Across the Atlantic at Morgan Stanley there was a textbook example of how numbers of non-executives don't necessarily equate to weight, no matter what their CVs might say. Morgan Stanley's Philip Purcell was ousted only after a group of former senior executives, still shareholders, decided to make a fuss about the failing leadership of the bank. The 'grumpy old men', as they were happy to be known, eventually won their scalp.

The board, however, despite boasting the leaders of both the London School of Economics (Sir Howard Davies) and the London Business School (Laura Tyson), was weighted with people who had long relationships with Purcell and were reluctant to turn against their man.

The dynamics of a boardroom are not always easy to divine from the outside, so conducting due diligence should be as important to a would-be non-exec as it is to an investor. David Jones would surely agree with that now.

Undoubtedly the hero of the Morrison story, he barely knew Sir Ken, let alone his colleagues, when he agreed to join the board in May 2004.

It was becoming clear that the Safeway acquisition had been far too big a step. Sir Ken had dispensed with the Safeway talent that might have helped him with the integration and was struggling to run what was now the country's third-largest supermarket business with his own small team.

He was persuaded to allow his first non-executives into the boardroom.

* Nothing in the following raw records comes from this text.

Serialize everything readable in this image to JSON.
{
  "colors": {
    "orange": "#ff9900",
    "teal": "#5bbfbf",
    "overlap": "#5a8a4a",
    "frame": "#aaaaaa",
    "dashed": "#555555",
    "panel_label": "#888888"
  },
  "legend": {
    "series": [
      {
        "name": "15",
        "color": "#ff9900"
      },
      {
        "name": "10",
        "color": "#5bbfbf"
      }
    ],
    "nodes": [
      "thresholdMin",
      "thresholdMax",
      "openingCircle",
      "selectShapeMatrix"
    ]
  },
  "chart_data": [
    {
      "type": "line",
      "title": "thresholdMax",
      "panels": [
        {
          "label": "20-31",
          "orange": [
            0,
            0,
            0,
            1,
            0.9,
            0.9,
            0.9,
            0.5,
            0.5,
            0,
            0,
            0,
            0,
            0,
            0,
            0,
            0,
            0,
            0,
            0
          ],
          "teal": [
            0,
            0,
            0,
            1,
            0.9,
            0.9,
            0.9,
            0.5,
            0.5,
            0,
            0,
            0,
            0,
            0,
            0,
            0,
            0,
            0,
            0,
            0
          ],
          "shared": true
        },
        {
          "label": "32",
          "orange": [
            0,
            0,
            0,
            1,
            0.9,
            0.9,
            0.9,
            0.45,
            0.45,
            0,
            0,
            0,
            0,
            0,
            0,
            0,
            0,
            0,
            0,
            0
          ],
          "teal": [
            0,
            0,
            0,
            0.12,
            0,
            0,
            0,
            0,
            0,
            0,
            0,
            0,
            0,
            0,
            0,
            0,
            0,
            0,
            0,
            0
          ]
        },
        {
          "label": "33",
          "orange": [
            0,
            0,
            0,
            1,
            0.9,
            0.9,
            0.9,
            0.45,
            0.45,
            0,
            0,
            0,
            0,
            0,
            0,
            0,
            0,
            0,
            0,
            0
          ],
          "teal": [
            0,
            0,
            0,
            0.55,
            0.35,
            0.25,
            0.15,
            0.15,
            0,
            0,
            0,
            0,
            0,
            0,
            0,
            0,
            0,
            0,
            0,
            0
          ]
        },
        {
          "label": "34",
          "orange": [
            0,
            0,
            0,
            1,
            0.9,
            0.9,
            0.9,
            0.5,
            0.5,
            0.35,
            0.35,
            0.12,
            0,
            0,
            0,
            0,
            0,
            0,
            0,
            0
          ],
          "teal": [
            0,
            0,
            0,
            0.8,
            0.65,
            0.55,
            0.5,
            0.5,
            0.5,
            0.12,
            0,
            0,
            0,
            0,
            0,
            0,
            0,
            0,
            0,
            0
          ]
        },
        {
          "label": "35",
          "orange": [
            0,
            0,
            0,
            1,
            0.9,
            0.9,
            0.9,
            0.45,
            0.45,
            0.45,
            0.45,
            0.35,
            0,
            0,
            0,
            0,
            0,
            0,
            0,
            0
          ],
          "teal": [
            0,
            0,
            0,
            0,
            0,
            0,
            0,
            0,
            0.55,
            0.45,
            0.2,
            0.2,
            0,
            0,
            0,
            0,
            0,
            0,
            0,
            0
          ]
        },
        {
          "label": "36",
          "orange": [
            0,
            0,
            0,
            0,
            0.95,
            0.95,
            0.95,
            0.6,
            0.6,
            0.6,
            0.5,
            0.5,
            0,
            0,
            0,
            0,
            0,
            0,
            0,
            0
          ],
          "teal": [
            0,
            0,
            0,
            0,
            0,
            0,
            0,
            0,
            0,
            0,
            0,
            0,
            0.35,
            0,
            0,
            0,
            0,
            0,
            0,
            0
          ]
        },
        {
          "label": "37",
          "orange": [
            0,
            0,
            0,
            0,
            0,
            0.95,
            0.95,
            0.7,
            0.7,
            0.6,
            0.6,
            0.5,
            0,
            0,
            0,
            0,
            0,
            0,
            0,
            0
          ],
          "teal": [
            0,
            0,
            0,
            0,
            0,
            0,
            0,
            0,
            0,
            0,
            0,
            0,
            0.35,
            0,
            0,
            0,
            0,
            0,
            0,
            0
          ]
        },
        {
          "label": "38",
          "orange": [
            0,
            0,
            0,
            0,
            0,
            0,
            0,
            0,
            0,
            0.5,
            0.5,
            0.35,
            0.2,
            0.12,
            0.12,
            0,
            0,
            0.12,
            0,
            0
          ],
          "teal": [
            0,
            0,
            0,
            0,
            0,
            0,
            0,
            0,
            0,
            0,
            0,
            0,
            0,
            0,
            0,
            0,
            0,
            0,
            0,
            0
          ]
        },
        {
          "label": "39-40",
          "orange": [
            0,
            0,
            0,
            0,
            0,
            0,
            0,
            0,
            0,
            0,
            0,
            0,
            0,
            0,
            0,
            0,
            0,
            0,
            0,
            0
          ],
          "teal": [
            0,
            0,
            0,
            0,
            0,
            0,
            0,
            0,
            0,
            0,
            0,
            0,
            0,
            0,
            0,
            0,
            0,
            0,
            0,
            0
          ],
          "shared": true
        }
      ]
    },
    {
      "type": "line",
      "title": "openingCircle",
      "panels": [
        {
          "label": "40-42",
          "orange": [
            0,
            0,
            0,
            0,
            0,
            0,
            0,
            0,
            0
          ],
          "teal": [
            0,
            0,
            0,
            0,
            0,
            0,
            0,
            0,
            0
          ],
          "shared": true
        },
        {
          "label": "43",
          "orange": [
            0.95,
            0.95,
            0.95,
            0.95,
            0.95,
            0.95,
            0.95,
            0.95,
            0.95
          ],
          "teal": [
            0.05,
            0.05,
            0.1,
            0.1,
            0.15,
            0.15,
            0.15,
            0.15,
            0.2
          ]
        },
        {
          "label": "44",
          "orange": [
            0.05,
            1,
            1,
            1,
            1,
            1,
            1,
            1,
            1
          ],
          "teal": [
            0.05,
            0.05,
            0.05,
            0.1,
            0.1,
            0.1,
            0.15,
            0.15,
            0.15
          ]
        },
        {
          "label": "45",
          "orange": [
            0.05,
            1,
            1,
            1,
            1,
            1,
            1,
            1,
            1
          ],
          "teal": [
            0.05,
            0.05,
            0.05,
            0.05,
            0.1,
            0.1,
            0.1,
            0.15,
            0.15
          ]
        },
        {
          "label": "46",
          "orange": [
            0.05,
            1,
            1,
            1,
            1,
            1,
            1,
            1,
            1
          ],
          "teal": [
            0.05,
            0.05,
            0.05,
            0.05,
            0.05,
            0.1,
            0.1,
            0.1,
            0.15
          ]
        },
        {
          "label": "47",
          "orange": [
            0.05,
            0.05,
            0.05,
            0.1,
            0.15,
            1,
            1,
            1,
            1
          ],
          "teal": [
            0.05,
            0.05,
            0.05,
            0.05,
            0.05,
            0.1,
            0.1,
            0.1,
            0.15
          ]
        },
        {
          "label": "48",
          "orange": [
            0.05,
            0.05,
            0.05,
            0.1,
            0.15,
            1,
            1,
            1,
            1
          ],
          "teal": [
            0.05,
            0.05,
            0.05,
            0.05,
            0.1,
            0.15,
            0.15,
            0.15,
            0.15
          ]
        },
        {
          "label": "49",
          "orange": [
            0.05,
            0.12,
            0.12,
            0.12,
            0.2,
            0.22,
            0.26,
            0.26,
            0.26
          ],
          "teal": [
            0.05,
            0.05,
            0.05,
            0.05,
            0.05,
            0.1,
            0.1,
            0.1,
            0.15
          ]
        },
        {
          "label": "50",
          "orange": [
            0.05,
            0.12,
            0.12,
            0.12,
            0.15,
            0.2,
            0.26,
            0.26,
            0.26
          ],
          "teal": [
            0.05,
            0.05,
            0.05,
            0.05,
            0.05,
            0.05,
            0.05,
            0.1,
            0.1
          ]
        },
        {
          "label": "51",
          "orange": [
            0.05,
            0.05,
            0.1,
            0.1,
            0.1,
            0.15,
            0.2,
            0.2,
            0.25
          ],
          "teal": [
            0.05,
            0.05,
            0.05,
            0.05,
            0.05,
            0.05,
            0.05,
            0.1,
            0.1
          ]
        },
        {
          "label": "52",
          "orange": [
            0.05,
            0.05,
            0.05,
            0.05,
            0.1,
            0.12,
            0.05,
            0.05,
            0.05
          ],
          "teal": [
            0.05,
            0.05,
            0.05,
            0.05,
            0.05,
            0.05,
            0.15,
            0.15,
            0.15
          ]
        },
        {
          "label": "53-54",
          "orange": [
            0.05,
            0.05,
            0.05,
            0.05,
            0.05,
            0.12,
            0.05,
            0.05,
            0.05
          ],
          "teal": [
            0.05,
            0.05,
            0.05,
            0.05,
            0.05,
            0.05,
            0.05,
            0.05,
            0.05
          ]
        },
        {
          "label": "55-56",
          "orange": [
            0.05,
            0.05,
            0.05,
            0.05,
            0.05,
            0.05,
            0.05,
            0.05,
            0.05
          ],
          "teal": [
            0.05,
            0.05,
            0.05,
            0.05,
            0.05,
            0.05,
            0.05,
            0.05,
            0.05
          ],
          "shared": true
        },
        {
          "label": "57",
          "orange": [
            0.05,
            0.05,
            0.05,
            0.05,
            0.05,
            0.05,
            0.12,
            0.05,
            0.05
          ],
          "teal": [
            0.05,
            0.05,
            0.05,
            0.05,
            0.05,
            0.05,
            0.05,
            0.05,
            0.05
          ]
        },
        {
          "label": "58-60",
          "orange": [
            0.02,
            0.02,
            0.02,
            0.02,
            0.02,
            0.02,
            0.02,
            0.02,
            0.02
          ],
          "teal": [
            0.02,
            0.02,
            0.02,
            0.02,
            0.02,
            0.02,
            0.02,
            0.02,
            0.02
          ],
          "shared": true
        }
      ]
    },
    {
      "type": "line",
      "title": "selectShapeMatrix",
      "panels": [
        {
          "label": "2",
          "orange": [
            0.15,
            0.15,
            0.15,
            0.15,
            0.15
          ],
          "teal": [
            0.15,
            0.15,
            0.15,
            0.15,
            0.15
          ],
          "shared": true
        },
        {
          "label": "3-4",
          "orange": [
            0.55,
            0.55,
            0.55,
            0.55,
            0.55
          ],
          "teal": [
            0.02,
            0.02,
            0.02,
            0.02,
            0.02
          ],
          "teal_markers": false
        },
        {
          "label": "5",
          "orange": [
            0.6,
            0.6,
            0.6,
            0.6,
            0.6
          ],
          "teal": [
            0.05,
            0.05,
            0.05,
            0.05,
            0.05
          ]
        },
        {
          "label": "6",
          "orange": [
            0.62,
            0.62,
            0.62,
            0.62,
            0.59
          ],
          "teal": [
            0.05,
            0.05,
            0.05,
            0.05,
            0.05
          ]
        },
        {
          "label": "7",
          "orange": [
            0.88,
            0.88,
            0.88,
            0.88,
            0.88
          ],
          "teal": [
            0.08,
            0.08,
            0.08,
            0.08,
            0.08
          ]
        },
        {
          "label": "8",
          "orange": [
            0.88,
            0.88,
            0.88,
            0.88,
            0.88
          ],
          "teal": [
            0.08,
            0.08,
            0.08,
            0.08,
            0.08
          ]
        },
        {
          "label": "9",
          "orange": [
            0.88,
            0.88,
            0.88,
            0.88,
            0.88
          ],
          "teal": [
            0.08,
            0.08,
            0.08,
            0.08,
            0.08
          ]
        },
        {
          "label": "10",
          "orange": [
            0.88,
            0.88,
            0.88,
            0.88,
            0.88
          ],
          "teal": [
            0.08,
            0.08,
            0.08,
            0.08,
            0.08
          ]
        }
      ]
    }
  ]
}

Duncan Davidson, chairman of housebuilder Persimmon, clearly did not like what he found and, 10 months later, made his exit. Jones, the chairman of Next, who had been horrified to see how Sir Ken ran his kingdom, agreed to step up to deputy chairman and try to instigate change.

It has been a bruising experience for him but, with other non-execs now installed, Jones is winning in the boardroom if not in the stores, where profit warnings have become a habit. He might still have hoped to work with Sir Ken to allow him to preserve his dignity, if not his role. But that is not how most operas end. Instead, the old king will have to be banished to make way for a younger saviour. The fawning courtiers will keep their silence. And the hero will make an honourable exit.